- Kawkab Location in Syria
- Coordinates: 33°22′51″N 36°10′55″E﻿ / ﻿33.38083°N 36.18194°E
- Country: Syria
- Governorate: Rif Dimashq Governorate
- District: Qatana District
- Nahiyah: Qatana

Population (2004 census)
- • Total: 1,188
- Time zone: UTC+2 (EET)
- • Summer (DST): UTC+3 (EEST)

= Kawkab, Rif Dimashq =

Kawkab (كوكب) is a Syrian village in the Qatana District of the Rif Dimashq Governorate. Kawkab is Arabic for "star". According to the Syria Central Bureau of Statistics (CBS), Kawkab had a population of 1,188 in the 2004 census.
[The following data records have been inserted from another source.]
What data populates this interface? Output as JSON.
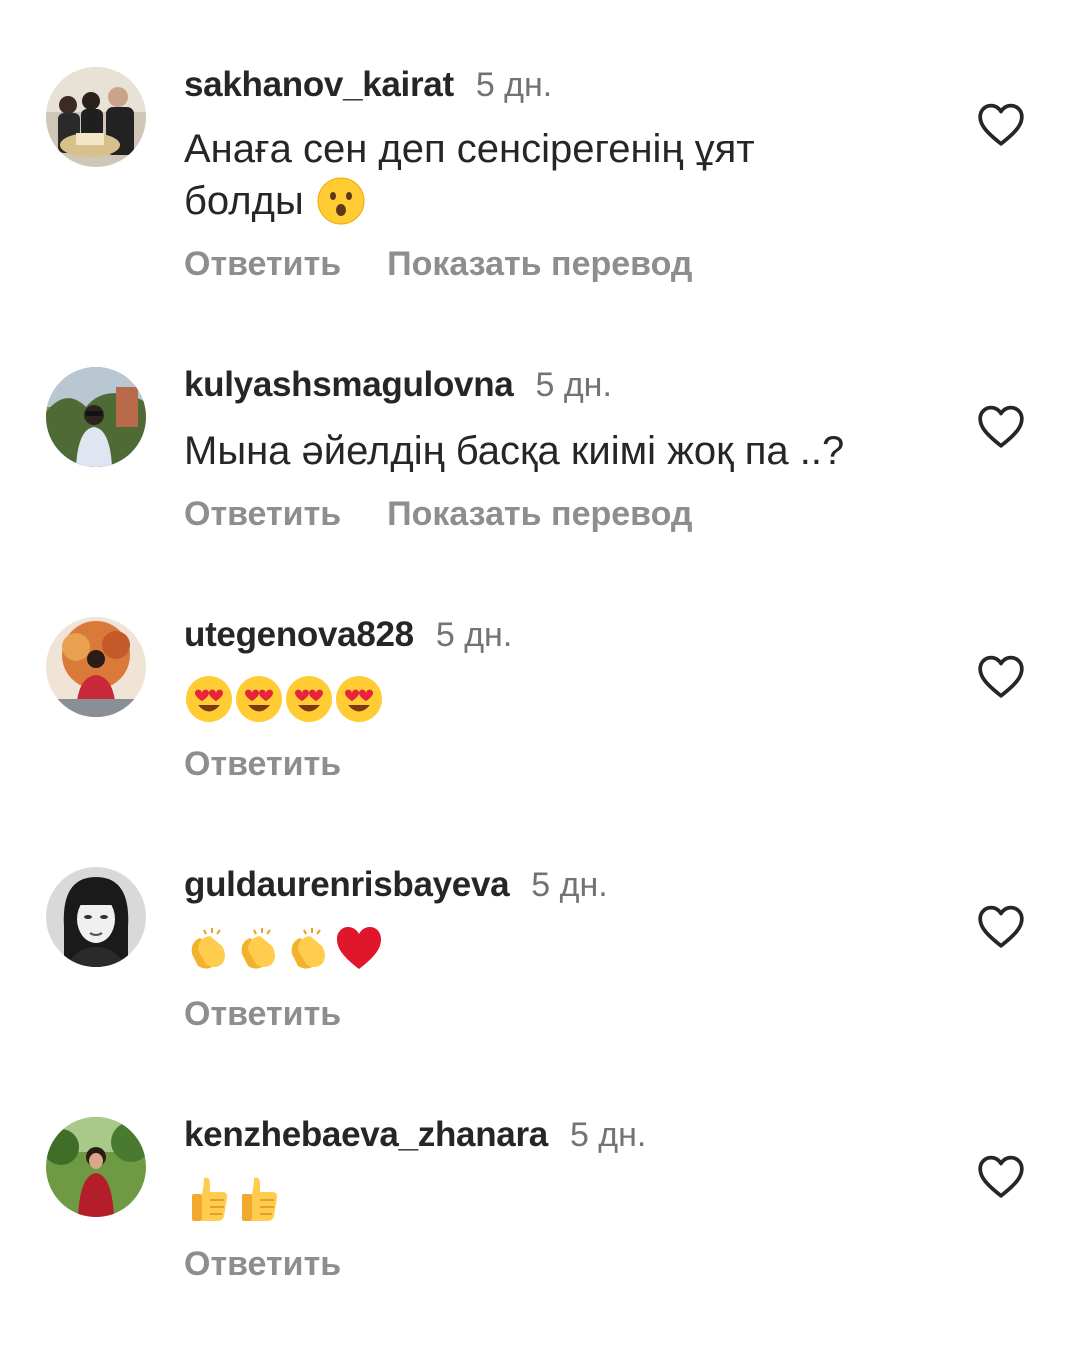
{
  "comments": [
    {
      "username": "sakhanov_kairat",
      "time": "5 дн.",
      "text_line1": "Анаға сен деп сенсірегенің ұят",
      "text_line2": "болды",
      "reply_label": "Ответить",
      "translate_label": "Показать перевод",
      "emojis": [
        "hushed-face-emoji"
      ]
    },
    {
      "username": "kulyashsmagulovna",
      "time": "5 дн.",
      "text": "Мына әйелдің басқа киімі жоқ па ..?",
      "reply_label": "Ответить",
      "translate_label": "Показать перевод"
    },
    {
      "username": "utegenova828",
      "time": "5 дн.",
      "reply_label": "Ответить",
      "emojis": [
        "heart-eyes-emoji",
        "heart-eyes-emoji",
        "heart-eyes-emoji",
        "heart-eyes-emoji"
      ]
    },
    {
      "username": "guldaurenrisbayeva",
      "time": "5 дн.",
      "reply_label": "Ответить",
      "emojis": [
        "clapping-hands-emoji",
        "clapping-hands-emoji",
        "clapping-hands-emoji",
        "red-heart-emoji"
      ]
    },
    {
      "username": "kenzhebaeva_zhanara",
      "time": "5 дн.",
      "reply_label": "Ответить",
      "emojis": [
        "thumbs-up-emoji",
        "thumbs-up-emoji"
      ]
    }
  ],
  "icons": {
    "like": "heart-outline-icon"
  },
  "colors": {
    "username": "#262626",
    "secondary": "#737373",
    "action": "#8e8e8e",
    "background": "#ffffff"
  }
}
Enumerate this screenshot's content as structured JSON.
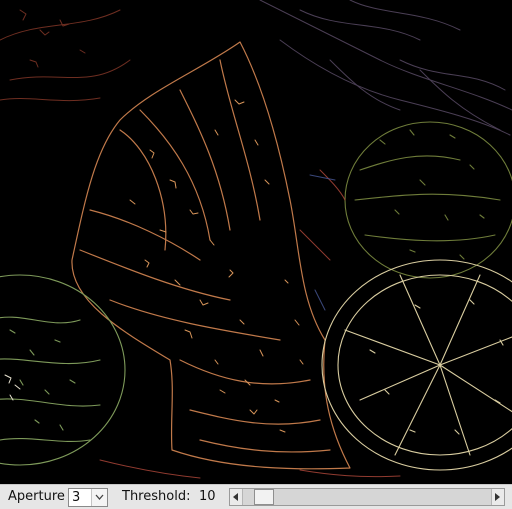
{
  "canvas": {
    "image_name": "edge-detection-output"
  },
  "controls": {
    "aperture_label": "Aperture",
    "aperture_value": "3",
    "threshold_label": "Threshold:",
    "threshold_value": "10",
    "threshold_fraction": 0.05
  }
}
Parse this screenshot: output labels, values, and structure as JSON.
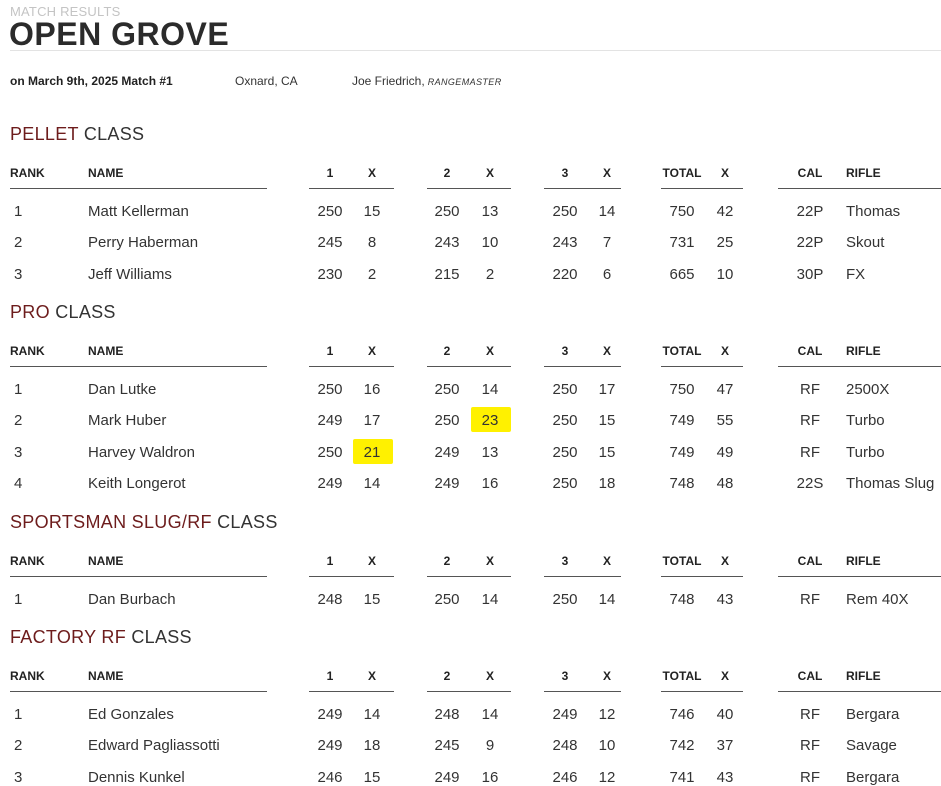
{
  "page": {
    "kicker": "MATCH RESULTS",
    "title": "OPEN GROVE",
    "date": "on March 9th, 2025 Match #1",
    "location": "Oxnard, CA",
    "rangemaster_name": "Joe Friedrich,",
    "rangemaster_role": "RANGEMASTER"
  },
  "colors": {
    "accent": "#6d1c1c",
    "highlight": "#fff100"
  },
  "columns": [
    "RANK",
    "NAME",
    "1",
    "X",
    "2",
    "X",
    "3",
    "X",
    "TOTAL",
    "X",
    "CAL",
    "RIFLE"
  ],
  "sections": [
    {
      "accent": "PELLET",
      "rest": " CLASS",
      "rows": [
        [
          "1",
          "Matt Kellerman",
          "250",
          "15",
          "250",
          "13",
          "250",
          "14",
          "750",
          "42",
          "22P",
          "Thomas"
        ],
        [
          "2",
          "Perry Haberman",
          "245",
          "8",
          "243",
          "10",
          "243",
          "7",
          "731",
          "25",
          "22P",
          "Skout"
        ],
        [
          "3",
          "Jeff Williams",
          "230",
          "2",
          "215",
          "2",
          "220",
          "6",
          "665",
          "10",
          "30P",
          "FX"
        ]
      ]
    },
    {
      "accent": "PRO",
      "rest": " CLASS",
      "rows": [
        [
          "1",
          "Dan Lutke",
          "250",
          "16",
          "250",
          "14",
          "250",
          "17",
          "750",
          "47",
          "RF",
          "2500X"
        ],
        [
          "2",
          "Mark Huber",
          "249",
          "17",
          "250",
          "23",
          "250",
          "15",
          "749",
          "55",
          "RF",
          "Turbo"
        ],
        [
          "3",
          "Harvey Waldron",
          "250",
          "21",
          "249",
          "13",
          "250",
          "15",
          "749",
          "49",
          "RF",
          "Turbo"
        ],
        [
          "4",
          "Keith Longerot",
          "249",
          "14",
          "249",
          "16",
          "250",
          "18",
          "748",
          "48",
          "22S",
          "Thomas Slug"
        ]
      ]
    },
    {
      "accent": "SPORTSMAN SLUG/RF",
      "rest": " CLASS",
      "rows": [
        [
          "1",
          "Dan Burbach",
          "248",
          "15",
          "250",
          "14",
          "250",
          "14",
          "748",
          "43",
          "RF",
          "Rem 40X"
        ]
      ]
    },
    {
      "accent": "FACTORY RF",
      "rest": " CLASS",
      "rows": [
        [
          "1",
          "Ed Gonzales",
          "249",
          "14",
          "248",
          "14",
          "249",
          "12",
          "746",
          "40",
          "RF",
          "Bergara"
        ],
        [
          "2",
          "Edward Pagliassotti",
          "249",
          "18",
          "245",
          "9",
          "248",
          "10",
          "742",
          "37",
          "RF",
          "Savage"
        ],
        [
          "3",
          "Dennis Kunkel",
          "246",
          "15",
          "249",
          "16",
          "246",
          "12",
          "741",
          "43",
          "RF",
          "Bergara"
        ]
      ]
    }
  ],
  "highlighted_cells": [
    {
      "section": 1,
      "row": 1,
      "col": 5
    },
    {
      "section": 1,
      "row": 2,
      "col": 3
    }
  ]
}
Its inhabitants are predominantly Sunni Muslims.

==History==
In 1838, Eli Smith noted it as a village, located in Wady 'el-Ajam, between Damascus and the Hauran.

On 30 September, 1918 Kawkab was the site of the World War I successful "Charge at Kaukab" of the Australian 4th and 12th Light Horse Regiments directed against dug-in German and Ottoman remnants of the Seventh and Eighth Armies, joined by units from Damascus.